Steering Clear of Disaster in Detroit
If jobs weren’t disappearing and a depression threatening, it would be easy and satisfying to send the American auto industry into bankruptcy or liquidation. But this isn’t the time to make Chrysler, General Motors and Ford pay for their years of failure and shortsightedness.If jobs weren’t disappearing and a depression threatening, it would be easy and satisfying to send the American auto industry into bankruptcy or liquidation.
But this isn’t the time to make Chrysler, General Motors and Ford pay for their years of failure and short sightedness. President-elect Barack Obama and Congress must prevent a repeat of the Great Depression and put people back to work. A lot of people were impelled to vote for Obama because they feared hard times. Now he is assuming office with a nation expecting him to make things better.
It is hard to say anything favorable about the automakers after watching their CEOs travel to Washington via private jet and testify before Senate and House committees. They were unrepentant for building all those gas-guzzlers and for kissing off demands that they build energy-efficient vehicles.
Their sense of entitlement was the result of years of the auto companies being babied in Washington.
Their main man was Democrat John Dingell of Michigan, chairman of the powerful House Energy and Commerce Committee, which has jurisdiction over issues ranging from climate change to health care to telecommunications. He was supported by Democrats and Republicans and by the United Auto Workers Union, long a mainstay of the Democratic Party.
One of the most damaging acts of Dingell and his allies was to greatly ease the fuel economy standards for sports utility vehicles. They did this by classifying them as light trucks, which are permitted to be less fuel efficient than cars. They justified their action because the automakers put the big SUVs on light-truck chassis. Lower fuel efficiency standards made it easier and cheaper to make and sell the monsters.
Dingell was revered and feared by the Washington establishment until Rep. Henry Waxman of California unseated him as committee chairman this week. Waxman has strongly advocated stricter fuel efficiency standards and legislation curbing greenhouse gas emissions.
His views on those issues will be important as lawmakers discuss an auto rescue package, which was turned down despite the pleas of the Big Three CEOs. Both Senate Majority Leader Harry Reid of Nevada and House Speaker Nancy Pelosi of San Francisco told the executives to return next month with more details on just how a bailout could save their companies and help the country.

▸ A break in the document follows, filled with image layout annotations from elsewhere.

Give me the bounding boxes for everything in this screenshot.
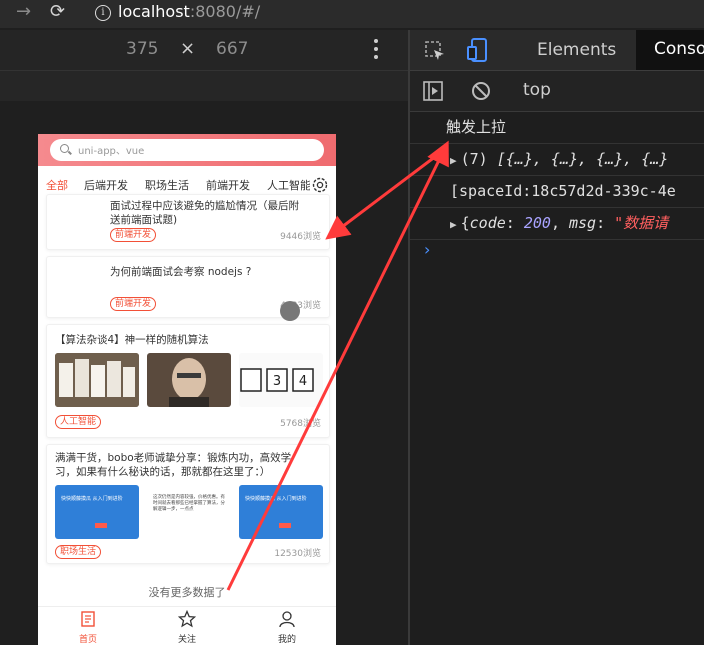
search-icon — [60, 144, 69, 153]
back-arrow-icon[interactable]: → — [16, 1, 31, 22]
clear-console-icon[interactable] — [470, 80, 492, 102]
console-line[interactable]: ▶ (7) [{…}, {…}, {…}, {…} — [410, 144, 704, 176]
svg-text:4: 4 — [299, 374, 307, 389]
context-selector[interactable]: top — [523, 80, 551, 100]
article-thumbnail — [55, 353, 139, 407]
tab-backend[interactable]: 后端开发 — [84, 177, 128, 193]
device-ruler — [0, 71, 408, 101]
article-card[interactable]: 满满干货，bobo老师诚挚分享：锻炼内功，高效学 习，如果有什么秘诀的话，那就都… — [46, 444, 330, 564]
tabbar-label: 我的 — [277, 635, 296, 645]
touch-cursor — [280, 301, 300, 321]
gear-icon[interactable] — [310, 175, 330, 195]
inspect-element-icon[interactable] — [424, 40, 446, 62]
star-icon — [177, 609, 197, 628]
article-card[interactable]: 【算法杂谈4】神一样的随机算法 34 人工智能 5768浏览 — [46, 324, 330, 438]
device-toolbar: 375 × 667 — [0, 30, 408, 71]
dimension-separator: × — [180, 38, 196, 59]
device-height-input[interactable]: 667 — [216, 39, 248, 59]
tabbar-follow[interactable]: 关注 — [157, 609, 217, 645]
console-output: 触发上拉 ▶ (7) [{…}, {…}, {…}, {…} [spaceId:1… — [410, 112, 704, 645]
search-input[interactable]: uni-app、vue — [50, 139, 324, 161]
info-icon[interactable]: i — [95, 5, 111, 21]
article-thumbnail — [147, 353, 231, 407]
article-thumbnail: 快快顺藤摸瓜 从入门到进阶 — [239, 485, 323, 539]
article-title: 满满干货，bobo老师诚挚分享：锻炼内功，高效学 习，如果有什么秘诀的话，那就都… — [55, 452, 292, 478]
device-width-input[interactable]: 375 — [126, 39, 158, 59]
article-thumbnail: 快快顺藤摸瓜 从入门到进阶 — [55, 485, 139, 539]
mobile-viewport: uni-app、vue 全部 后端开发 职场生活 前端开发 人工智能 面试过程中… — [38, 134, 336, 645]
svg-text:3: 3 — [273, 374, 281, 389]
category-tag: 职场生活 — [55, 545, 102, 559]
article-title: 【算法杂谈4】神一样的随机算法 — [55, 334, 209, 346]
view-count: 9446浏览 — [280, 232, 321, 242]
reload-icon[interactable]: ⟳ — [50, 1, 65, 22]
category-tag: 人工智能 — [55, 415, 102, 429]
more-options-icon[interactable] — [372, 39, 380, 61]
tab-all[interactable]: 全部 — [46, 177, 68, 193]
home-icon — [81, 611, 95, 627]
view-count: 12530浏览 — [274, 549, 321, 559]
article-thumbnail: 这次仍然是内容较强，价格优惠。有时间就去看那些已经掌握了算法，分解逻辑一步，一点… — [147, 485, 231, 539]
url-text[interactable]: localhost:8080/#/ — [118, 2, 260, 21]
console-prompt-icon[interactable]: › — [424, 240, 430, 259]
tab-frontend[interactable]: 前端开发 — [206, 177, 250, 193]
search-placeholder: uni-app、vue — [78, 146, 145, 157]
category-tabs: 全部 后端开发 职场生活 前端开发 人工智能 — [38, 174, 336, 196]
bottom-tabbar: 首页 关注 我的 — [38, 606, 336, 645]
console-toolbar: top — [410, 71, 704, 112]
tabbar-home[interactable]: 首页 — [58, 610, 118, 645]
no-more-data-text: 没有更多数据了 — [148, 586, 226, 599]
console-line: [spaceId:18c57d2d-339c-4e — [410, 176, 704, 208]
device-toggle-icon[interactable] — [466, 37, 490, 63]
article-thumbnail: 34 — [239, 353, 323, 407]
search-header: uni-app、vue — [38, 134, 336, 166]
tab-ai[interactable]: 人工智能 — [267, 177, 311, 193]
category-tag: 前端开发 — [110, 228, 157, 242]
article-card[interactable]: 面试过程中应该避免的尴尬情况（最后附 送前端面试题) 前端开发 9446浏览 — [46, 194, 330, 250]
user-icon — [279, 611, 295, 628]
console-line[interactable]: ▶ {code: 200, msg: "数据请 — [410, 208, 704, 240]
tab-elements[interactable]: Elements — [537, 40, 616, 60]
sidebar-toggle-icon[interactable] — [422, 80, 444, 102]
tabbar-mine[interactable]: 我的 — [257, 610, 317, 645]
tab-console[interactable]: Console — [636, 30, 704, 70]
article-title: 为何前端面试会考察 nodejs ? — [110, 266, 252, 278]
devtools-tabbar: Elements Console — [410, 30, 704, 71]
address-bar: → ⟳ i localhost:8080/#/ — [0, 0, 704, 28]
console-line: 触发上拉 — [410, 112, 704, 144]
view-count: 5768浏览 — [280, 419, 321, 429]
tabbar-label: 关注 — [177, 635, 196, 645]
tabbar-label: 首页 — [78, 635, 97, 645]
article-title: 面试过程中应该避免的尴尬情况（最后附 送前端面试题) — [110, 200, 299, 226]
tab-career[interactable]: 职场生活 — [145, 177, 189, 193]
category-tag: 前端开发 — [110, 297, 157, 311]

By then Obama hopefully will be more specific about what he wants to do with the auto industry. On TV’s “60 Minutes” recently, he said: “For the auto industry to completely collapse would be a disaster in this kind of environment, not just for individual families, but the repercussions across the economy would be dire. So it’s my belief that we need to provide assistance to the auto industry. But I think that it can’t be a blank check. … So my hope is that … we are creating a bridge loan to somewhere as opposed to a bridge loan to nowhere.”
Of all the arguments for rescuing the industry, saving the failing economy is the strongest. The Center For Automotive Research, which is affiliated with the auto and oil industries, estimated that almost 3 million jobs would be lost in the first year if the three companies could not quickly reorganize under bankruptcy laws. Other estimates are slightly lower, but they also forecast huge job losses.
Obama owes an auto industry rescue to those who voted for him, as well to as to the rest of the country. Before the September economic collapse, Obama’s election was far from certain. Home foreclosures, the freezing of credit, the stock market drop and rising unemployment pushed the doubters to his side.
In the beginning of the Obama campaign, hope was a word so vague it was easily derided. But as the nation began to panic, it meant something when he said it, something as specific as a job or a home.
Hope was what Franklin D. Roosevelt offered during the Great Depression. We didn’t get full employment until the buildup for World War II. But Roosevelt saved millions of people from foreclosure and put millions to work before the war on public works projects, which also created jobs throughout the supply chain in industries making things like steel, building materials and electrical goods.
Hoover Dam and the Grand Coulee Dam were highly visible symbols of FDR’s national recovery, as were schools, campgrounds, libraries, hospitals and stadiums all through the country. They inspired a dispirited nation.
Obama should launch such a public-works jobs program—not make-work assignments, but projects to create infrastructure that will last for many generations, just like those from FDR’s days.
Letting the auto industry collapse or slide into bankruptcy would wreck the national recovery effort. It would put men and women out of work in the car factories, small metalworking plants, auto dealerships, plastics companies, tire makers and many other enterprises all over the country. They would join the 10 million-plus Americans already unemployed. It would be a devastating blow to the country—and to the Obama administration.